ETEC causes diarrhea in children and tourists

Enterotoxigenic Escherichia coli (ETEC) are one of the most important causes of diarrhea in young children in low and middle-income countries (LMIC) as well as in travelers to these countries. Being responsible for tens of thousands of child deaths in LMIC these bacteria can inflict a nutritional insult in many many more. The secreted heat-stable (ST) and heat-labile (LT) enterotoxins elicit net secretion of salts and water, resulting in diarrhea, in the most serious cases producing a profuse cholera-like condition.

Controlled human infection model

At the Department of Clinical Science, UiB and Haukeland University Hospital, our efforts have centered on developing a human challenge model with an ST-only ETEC strain and immunological assays to evaluate human immune responses to ETEC infection and future ETEC vaccine candidates. The model will be used to test protective efficacy of ST-based vaccine candidates; in other words whether volunteers who have been given the vaccine candidate are less affected than those given a placebo vaccine when they are later experimentally infected with an ETEC strain.

Until now, 60 volunteers have been experimentally infected with three different epidemiologically relevant ETEC strains. The project has attracted attention from local media and TV. Our project have shown the feasibility of conducting human challenge studies in Bergen, and an ETEC strain to test ST-based vaccine components has been identified. The ETEC strain TW11681 was tested in 9 of these volunteers and found to elicit abdominal symptoms in some volunteers, but hardly any diarrheal disease. However, the TW10722 strains was found to be SAFE and suitable as it could cause diarrheal illness in 79% of adult volunteers.

Immune responses against ETEC

Immunoassays to evaluate responses towards major ETEC antigens are being developed. The proliferation of ETEC during infection, and sublingual saliva as a noninvasive proxy for intestinal immune induction has been assessed.
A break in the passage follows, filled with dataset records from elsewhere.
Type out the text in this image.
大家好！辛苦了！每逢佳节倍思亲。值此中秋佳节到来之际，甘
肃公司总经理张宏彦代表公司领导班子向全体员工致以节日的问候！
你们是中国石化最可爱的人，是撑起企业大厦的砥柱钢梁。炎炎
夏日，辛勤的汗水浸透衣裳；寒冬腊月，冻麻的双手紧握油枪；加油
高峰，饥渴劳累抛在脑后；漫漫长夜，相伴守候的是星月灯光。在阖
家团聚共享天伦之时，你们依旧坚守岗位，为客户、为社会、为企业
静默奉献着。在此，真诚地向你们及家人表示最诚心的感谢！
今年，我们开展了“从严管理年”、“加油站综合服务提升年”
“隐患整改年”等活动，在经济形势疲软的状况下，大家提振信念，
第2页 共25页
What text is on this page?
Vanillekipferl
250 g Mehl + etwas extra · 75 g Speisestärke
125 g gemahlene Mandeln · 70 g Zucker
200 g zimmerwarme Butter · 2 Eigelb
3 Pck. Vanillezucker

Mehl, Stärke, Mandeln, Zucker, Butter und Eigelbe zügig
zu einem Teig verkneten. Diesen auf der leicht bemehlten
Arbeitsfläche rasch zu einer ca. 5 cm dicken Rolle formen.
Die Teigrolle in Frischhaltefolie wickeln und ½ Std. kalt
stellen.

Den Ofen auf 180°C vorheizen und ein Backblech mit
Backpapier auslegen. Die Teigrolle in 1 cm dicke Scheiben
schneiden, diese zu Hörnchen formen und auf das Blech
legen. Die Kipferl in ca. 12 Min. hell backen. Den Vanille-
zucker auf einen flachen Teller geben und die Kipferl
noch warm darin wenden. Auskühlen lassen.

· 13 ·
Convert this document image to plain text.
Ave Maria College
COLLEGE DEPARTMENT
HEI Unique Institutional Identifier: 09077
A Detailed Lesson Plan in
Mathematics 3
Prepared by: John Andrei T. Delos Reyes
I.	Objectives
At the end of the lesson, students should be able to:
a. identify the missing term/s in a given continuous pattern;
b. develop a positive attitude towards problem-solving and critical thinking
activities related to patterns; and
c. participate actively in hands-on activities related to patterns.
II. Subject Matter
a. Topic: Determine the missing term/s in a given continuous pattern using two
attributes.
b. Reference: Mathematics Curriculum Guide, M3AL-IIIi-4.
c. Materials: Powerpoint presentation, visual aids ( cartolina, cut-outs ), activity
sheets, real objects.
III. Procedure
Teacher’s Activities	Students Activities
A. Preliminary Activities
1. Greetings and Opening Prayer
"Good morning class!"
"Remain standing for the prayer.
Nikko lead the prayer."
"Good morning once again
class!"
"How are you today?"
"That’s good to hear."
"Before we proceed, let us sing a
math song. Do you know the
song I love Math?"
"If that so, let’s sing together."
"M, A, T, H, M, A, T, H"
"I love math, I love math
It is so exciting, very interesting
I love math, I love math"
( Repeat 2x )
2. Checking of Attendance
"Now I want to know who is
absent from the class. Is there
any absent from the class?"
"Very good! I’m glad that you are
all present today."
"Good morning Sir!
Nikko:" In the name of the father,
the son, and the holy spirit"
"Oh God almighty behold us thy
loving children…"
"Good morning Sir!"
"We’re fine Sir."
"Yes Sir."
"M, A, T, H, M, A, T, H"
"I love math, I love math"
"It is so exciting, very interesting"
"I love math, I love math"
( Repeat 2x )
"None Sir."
Further studies on immune responses include mass cytometry (CyTOF) examination of peripheral blood immune cell subsets during infection, and multiplex bead-based assays that measure antibody responses to major ETEC virulence factors.


Cross-faculty and international collaboration

The ETEC research work performed in Bergen involves researchers at the University of Bergen, including from the Faculty of Medicine and the Faculty of Mathematics and Natural Sciences, from Haukeland University Hospital, and from NORCE Norwegian Research Centre AS. More information regarding the vaccine development arm of the project can be found here.

The research is done in collaboration with researchers at Norwegian Institute of Public Health in Oslo, the University of Maryland School of Medicine in Baltimore, University of Virginia in Charlottesville, Tulane University in New Orleans, Kansas State University in Manhattan, Indian Institute of Science in Bangalore and Institut Pasteur in Paris.

Funding

The ETEC research group has been made possible by grants from the Research Council of Norway, the European Union (through the STOPENTERICS network), EVI and PATH.